Karena peraturan pusat
itu dibuat oleh raja, maka dinamakan Koninklijk Besluit (besluit raja)
yang pengundangannya dibuat oleh raja melalui Publicatie, yakni surat
selebaran yang dilakukan oleh Gubernur Jenderal.
Dilihat dari isi Koninklijk Besluit itu mempunyai dua sifat tergantung
dari kebutuhannya, yaitu:
- Besluit sebagai tindakan eksekutif raja, misalnya ketetapan pengangkatan Gubernur Jenderal;
- Besluit sebagai tindakan legislatif, yaitu mengatur misalnya berbentuk Algemene Verordening atau Algemene Maatregel Van Bestur (AMVB) di negeri Belanda.
Dalam rangka melaksanakan pemerintahan di Nederlands Indie
(Hindia Belanda), raja mengangkat Komisaris Jenderal yang terdiri
atas Elout, Buyskes, dan Vander Capellen.
Para Komisaris Jenderal itu
tidak membuat peraturan baru untuk mengatur pemerintahannya,
dan tetap memberlakukan undang-undang dan peraturan-peraturan
yang berlaku pada masa Inggris berkuasa di Indonesia, yakni mengenai
landrente dan usaha pertanian dan susunan pengadilan buatan Raffles.
Dalam bidang hukum peraturan yang berlaku bagi orang Belanda tidak
mengalami perubahan, karena menunggu terwujudnya kodifikasi hukum
yang direncanakan oleh pemerintah Belanda.
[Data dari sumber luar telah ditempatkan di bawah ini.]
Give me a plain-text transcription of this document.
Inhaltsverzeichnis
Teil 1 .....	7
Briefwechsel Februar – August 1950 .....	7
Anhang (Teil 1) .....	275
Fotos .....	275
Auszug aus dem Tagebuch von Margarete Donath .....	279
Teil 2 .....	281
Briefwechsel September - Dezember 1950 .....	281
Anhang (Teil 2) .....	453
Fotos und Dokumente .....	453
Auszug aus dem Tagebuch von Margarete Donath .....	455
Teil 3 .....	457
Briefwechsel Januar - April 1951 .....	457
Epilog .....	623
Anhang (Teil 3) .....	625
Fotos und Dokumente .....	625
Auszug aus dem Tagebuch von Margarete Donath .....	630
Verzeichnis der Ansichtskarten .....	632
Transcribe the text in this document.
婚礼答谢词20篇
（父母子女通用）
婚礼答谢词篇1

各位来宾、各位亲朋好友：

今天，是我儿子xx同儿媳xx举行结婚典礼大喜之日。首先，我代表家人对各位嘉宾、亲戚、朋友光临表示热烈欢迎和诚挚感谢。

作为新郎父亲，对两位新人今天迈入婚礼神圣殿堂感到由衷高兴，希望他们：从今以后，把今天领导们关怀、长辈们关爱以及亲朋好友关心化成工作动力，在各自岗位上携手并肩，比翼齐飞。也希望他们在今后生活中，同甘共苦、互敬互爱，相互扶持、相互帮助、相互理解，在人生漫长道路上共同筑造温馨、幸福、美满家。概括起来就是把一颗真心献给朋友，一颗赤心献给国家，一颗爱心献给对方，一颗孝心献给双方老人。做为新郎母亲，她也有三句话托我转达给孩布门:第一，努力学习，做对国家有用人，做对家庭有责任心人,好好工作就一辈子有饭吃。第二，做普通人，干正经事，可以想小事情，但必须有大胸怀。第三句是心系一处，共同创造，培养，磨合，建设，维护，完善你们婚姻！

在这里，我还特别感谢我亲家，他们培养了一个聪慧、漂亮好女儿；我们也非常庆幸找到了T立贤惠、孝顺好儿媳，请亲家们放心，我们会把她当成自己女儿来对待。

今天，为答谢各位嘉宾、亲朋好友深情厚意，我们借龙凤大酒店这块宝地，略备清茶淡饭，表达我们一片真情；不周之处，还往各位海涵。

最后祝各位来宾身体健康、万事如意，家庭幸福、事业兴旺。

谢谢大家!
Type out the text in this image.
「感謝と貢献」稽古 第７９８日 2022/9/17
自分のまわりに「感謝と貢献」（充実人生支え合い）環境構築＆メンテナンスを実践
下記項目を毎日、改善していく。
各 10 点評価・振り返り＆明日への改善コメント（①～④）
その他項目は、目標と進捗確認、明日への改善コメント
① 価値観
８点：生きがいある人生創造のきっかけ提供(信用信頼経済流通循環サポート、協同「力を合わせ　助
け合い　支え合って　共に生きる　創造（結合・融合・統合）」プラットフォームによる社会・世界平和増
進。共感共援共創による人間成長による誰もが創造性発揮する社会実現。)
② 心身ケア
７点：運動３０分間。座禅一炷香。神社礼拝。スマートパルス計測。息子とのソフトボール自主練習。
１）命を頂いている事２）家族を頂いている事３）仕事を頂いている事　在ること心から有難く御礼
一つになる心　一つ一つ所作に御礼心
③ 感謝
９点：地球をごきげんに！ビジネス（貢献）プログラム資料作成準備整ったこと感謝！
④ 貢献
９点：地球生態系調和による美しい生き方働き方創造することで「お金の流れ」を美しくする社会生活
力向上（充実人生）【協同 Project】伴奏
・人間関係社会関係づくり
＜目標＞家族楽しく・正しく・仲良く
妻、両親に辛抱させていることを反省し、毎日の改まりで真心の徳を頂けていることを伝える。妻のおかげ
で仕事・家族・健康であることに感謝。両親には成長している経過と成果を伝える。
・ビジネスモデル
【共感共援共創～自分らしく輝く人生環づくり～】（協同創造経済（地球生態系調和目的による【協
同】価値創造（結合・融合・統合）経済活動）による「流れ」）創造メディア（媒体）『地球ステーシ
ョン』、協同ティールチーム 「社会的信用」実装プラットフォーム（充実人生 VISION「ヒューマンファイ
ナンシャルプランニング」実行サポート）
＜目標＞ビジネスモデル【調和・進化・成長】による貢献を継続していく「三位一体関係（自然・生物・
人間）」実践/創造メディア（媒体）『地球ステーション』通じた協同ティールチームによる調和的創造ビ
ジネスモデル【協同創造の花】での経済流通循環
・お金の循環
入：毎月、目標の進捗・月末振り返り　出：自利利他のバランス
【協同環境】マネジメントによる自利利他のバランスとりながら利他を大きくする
Lembaga peradilan yang
diperlakukan bagi orang pribumi tetap dipergunakan peradilan Inggris.
Untuk memenuhi kekosongan kas negara Belanda sebagai akibat dari
pendudukan Prancis tahun 1810–1814, Gubernur Jenderal Du Bus de Gesignes memperlakukan politik agraria dengan cara mempekerjakan
para terpidana pribumi yang dikenal dengan dwangarbeid (kerja paksa)
berdasarkan pada Staatsblad 1828 nomor 16, yang dibagi atas dua
golongan, yaitu:
- yang dipidana kerja rantai;
- yang dipidana kerja paksa.
Dipidana kerja rantai, ditempatkan dalam suatu tuchtplaats dan akan
dipekerjakan pada openbare werker di Batavia dan Surabaya.
Adapun
yang dipidana kerja paksa, baik yang diupah maupun tidak, ditempatkan
dalam suatu werkplaats dan akan dipekerjakan pada landbouweta
blissementen yang dibuat oleh Pemerintah.
Pada tahun 1830 pemerintah Belanda berhasil mengkodifikasikan
hukum perdata.
Pengundangan hukum yang sudah berhasil dikodifikasi
itu baru dapat terlaksana pada tanggal 1 Oktober 1838. Hal ini disebabkan
terjadinya pemberontakan di bagian selatan Belanda pada bulan Agustus
1830.
Selanjutnya, timbul pemikiran tentang pengkodifikasian hukum
perdata bagi orang Belanda yang berada di Hindia Belanda.
Untuk
maksud itu pada tanggal 15 Agustus 1839 menteri jajahan di Belanda
mengangkat Komisi undang-undang bagi Hindia Belanda yang terdiri
atas Mr. Scholten van Oud Haarlem sebagai ketua, Mr. J. Schmither,
dan Mr. J.F.H. van Nes sebagai anggota.
Komisi ini dalam tugasnya
dapat menyelesaikan beberapa peraturan yang kemudian oleh Mr. H.L.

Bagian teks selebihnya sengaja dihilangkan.